Supporting Graduate Students' Academic and Professional Success
Friends,
It was nearly 100 years ago that R.A. Fisher, a founder of contemporary statistical thought, published Statistical Methods for Research Workers (Fisher, 1925). This popular and deeply influential book explains data science in a way that is accessible to practitioners, both in the early 20th century and in the modern day. At the time of the book's release, the study of statistics was relatively young. Many of the techniques in Statistical Methods are still used widely today, including goodness-of-fit tests, correlation measurement, analysis of variance, and more. In the last century, statistical science has grown nearly as fast as the data on which it operates. Data-driven research is accepted by many as the best path to an accurate and objective understanding of the world. Indeed, data are the observable facts that the world has given to us so that we can better understand it. Interestingly, the word data derives from the Latin verb dare—to give. Today, many of us—if not most—are required to perform quantitative analysis in some form. Statistical methods have infiltrated nearly every corner of scientific research, and it is important that we know how to use them. Thankfully, the curators of data science have continued to emphasize the application of their craft. Books like Fisher's have become abundant, and the internet has caused a profusion of resources for modern practitioners. In the discussion that follows, we will review some of these resources to help graduate students both during and following their studies at UCR.

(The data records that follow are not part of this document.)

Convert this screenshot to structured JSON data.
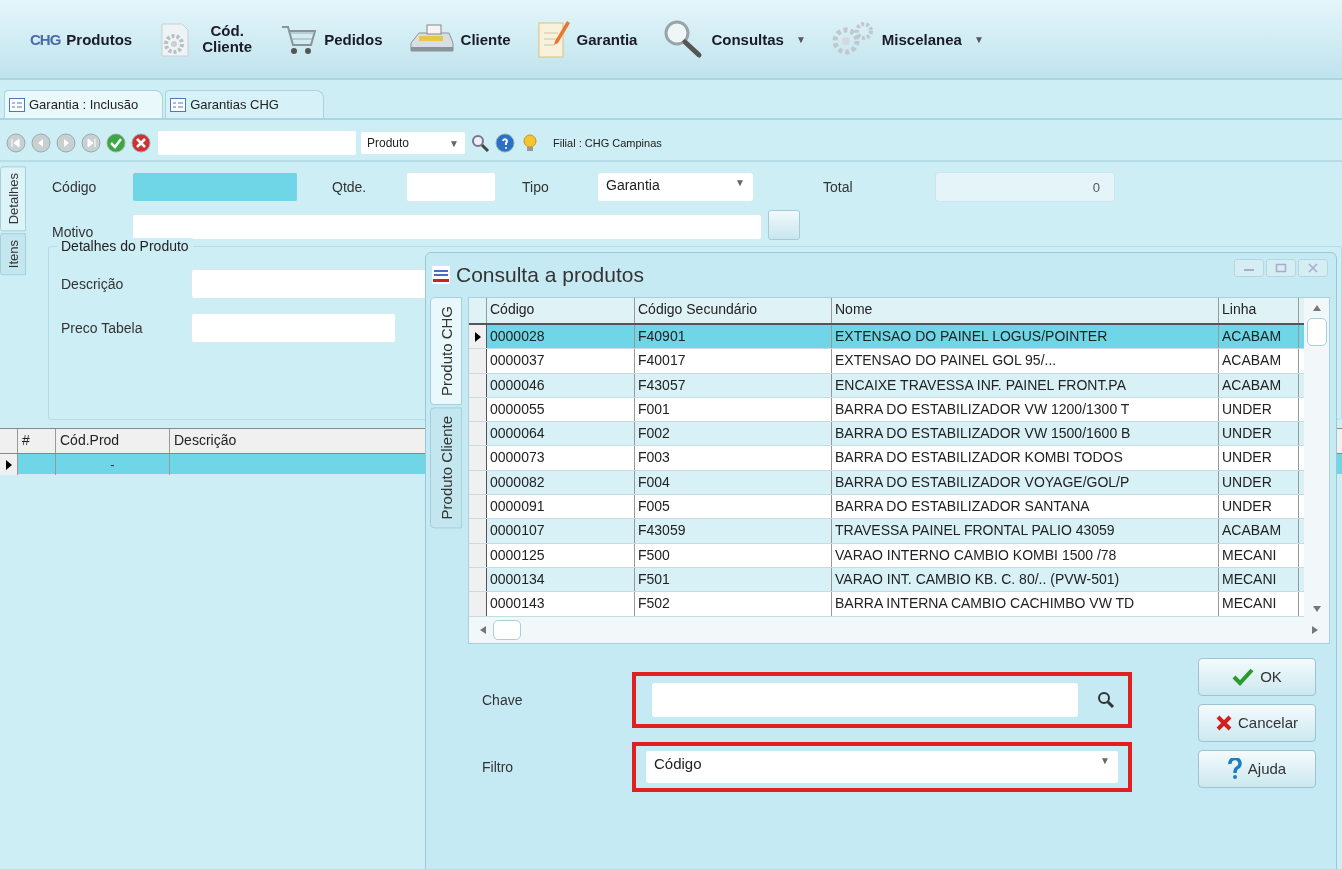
{
  "toolbar": [
    {
      "label": "Produtos",
      "logo_text": "CHG"
    },
    {
      "label": "Cód. Cliente"
    },
    {
      "label": "Pedidos"
    },
    {
      "label": "Cliente"
    },
    {
      "label": "Garantia"
    },
    {
      "label": "Consultas",
      "arrow": "▼"
    },
    {
      "label": "Miscelanea",
      "arrow": "▼"
    }
  ],
  "doc_tabs": [
    {
      "label": "Garantia : Inclusão",
      "selected": true
    },
    {
      "label": "Garantias CHG",
      "selected": false
    }
  ],
  "nav_bar": {
    "field_type": "Produto",
    "filial": "Filial : CHG Campinas"
  },
  "side_tabs": [
    {
      "label": "Detalhes",
      "selected": true
    },
    {
      "label": "Itens",
      "selected": false
    }
  ],
  "form": {
    "codigo_label": "Código",
    "qtde_label": "Qtde.",
    "tipo_label": "Tipo",
    "tipo_value": "Garantia",
    "total_label": "Total",
    "total_value": "0",
    "motivo_label": "Motivo"
  },
  "product_group": {
    "title": "Detalhes do Produto",
    "descricao_label": "Descrição",
    "preco_label": "Preco Tabela"
  },
  "items_grid": {
    "columns": [
      "#",
      "Cód.Prod",
      "Descrição"
    ],
    "rows": [
      {
        "cod": "-",
        "selected": true
      }
    ]
  },
  "dialog": {
    "title": "Consulta a produtos",
    "side_tabs": [
      {
        "label": "Produto CHG",
        "selected": true
      },
      {
        "label": "Produto Cliente",
        "selected": false
      }
    ],
    "table": {
      "columns": [
        "Código",
        "Código Secundário",
        "Nome",
        "Linha"
      ],
      "rows": [
        {
          "cells": [
            "0000028",
            "F40901",
            "EXTENSAO DO PAINEL LOGUS/POINTER",
            "ACABAM"
          ],
          "selected": true
        },
        {
          "cells": [
            "0000037",
            "F40017",
            "EXTENSAO DO PAINEL GOL 95/...",
            "ACABAM"
          ],
          "selected": false
        },
        {
          "cells": [
            "0000046",
            "F43057",
            "ENCAIXE TRAVESSA INF. PAINEL FRONT.PA",
            "ACABAM"
          ],
          "selected": false
        },
        {
          "cells": [
            "0000055",
            "F001",
            "BARRA DO ESTABILIZADOR VW 1200/1300 T",
            "UNDER"
          ],
          "selected": false
        },
        {
          "cells": [
            "0000064",
            "F002",
            "BARRA DO ESTABILIZADOR VW 1500/1600 B",
            "UNDER"
          ],
          "selected": false
        },
        {
          "cells": [
            "0000073",
            "F003",
            "BARRA DO ESTABILIZADOR KOMBI TODOS",
            "UNDER"
          ],
          "selected": false
        },
        {
          "cells": [
            "0000082",
            "F004",
            "BARRA DO ESTABILIZADOR VOYAGE/GOL/P",
            "UNDER"
          ],
          "selected": false
        },
        {
          "cells": [
            "0000091",
            "F005",
            "BARRA DO ESTABILIZADOR SANTANA",
            "UNDER"
          ],
          "selected": false
        },
        {
          "cells": [
            "0000107",
            "F43059",
            "TRAVESSA PAINEL FRONTAL PALIO  43059",
            "ACABAM"
          ],
          "selected": false
        },
        {
          "cells": [
            "0000125",
            "F500",
            "VARAO INTERNO CAMBIO KOMBI 1500 /78",
            "MECANI"
          ],
          "selected": false
        },
        {
          "cells": [
            "0000134",
            "F501",
            "VARAO INT. CAMBIO KB. C. 80/.. (PVW-501)",
            "MECANI"
          ],
          "selected": false
        },
        {
          "cells": [
            "0000143",
            "F502",
            "BARRA INTERNA CAMBIO CACHIMBO VW TD",
            "MECANI"
          ],
          "selected": false
        }
      ]
    },
    "chave_label": "Chave",
    "filtro_label": "Filtro",
    "filtro_value": "Código",
    "buttons": [
      {
        "label": "OK",
        "kind": "ok"
      },
      {
        "label": "Cancelar",
        "kind": "cancel"
      },
      {
        "label": "Ajuda",
        "kind": "help"
      }
    ]
  }
}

[Image description: The words “Pave the Way for a Data-Driven Future” appear against a dark green background.]
Pictured: Pave the Way
During Graduate School:
Most research universities have resources for data computation and analysis. At UCR, we have several resources for those in need of assistance in these areas. First, and perhaps most obviously, we offer classes in statistics and data science. For many graduate students, it is compulsory to take advantage of this resource. Program requirements, particularly in STEM fields, often incorporate courses in statistics, computer programming, or data science. I encourage graduate students of all disciplines to take a course in statistics—especially if they will ever perform research in their field. I have encountered many graduate students from our campus community in my introductory statistics courses. These courses are great for students with a bit of mathematical background who have never done quantitative analysis. We also offer courses tailored to specific scientific disciplines. For instance, the Department of Statistics is offering the following courses in Spring 2022: Statistics for Business, Probability and Statistics for Science and Engineering, and Elements of Data Science. For students with a bit more background in programming, the Computer Science department offers courses in machine learning. UCR also offers support outside the classroom. Our Graduate Quantitative Methods Center (GradQuant) offers free training in quantitative methods for UCR graduate students and postdocs. GradQuant provides individualized consultations and regular workshop programming on a variety of topics. We also offer training in digital research methods for programs in humanities and social sciences. The UCR Library is another great resource. The library carries many books on statistical methods. The library also has on-site staff who are available to help with data-related questions. Kat Koziar, our data librarian, holds virtual office hours each week which students can attend without an appointment to ask questions about data cleaning, data visualization, data analysis, coding, and more. GradQuant offers a similar service. For formal research collaboration with faculty, UCR has the Statistical Consulting Collaboratory. This resource specializes in statistical consulting and modeling in a way that is academically rigorous. The Collaboratory offers 10 hours of free consulting services for all UCR faculty, staff and students. After 10 hours, on-campus clients can schedule additional time at a rate of $62 per hour.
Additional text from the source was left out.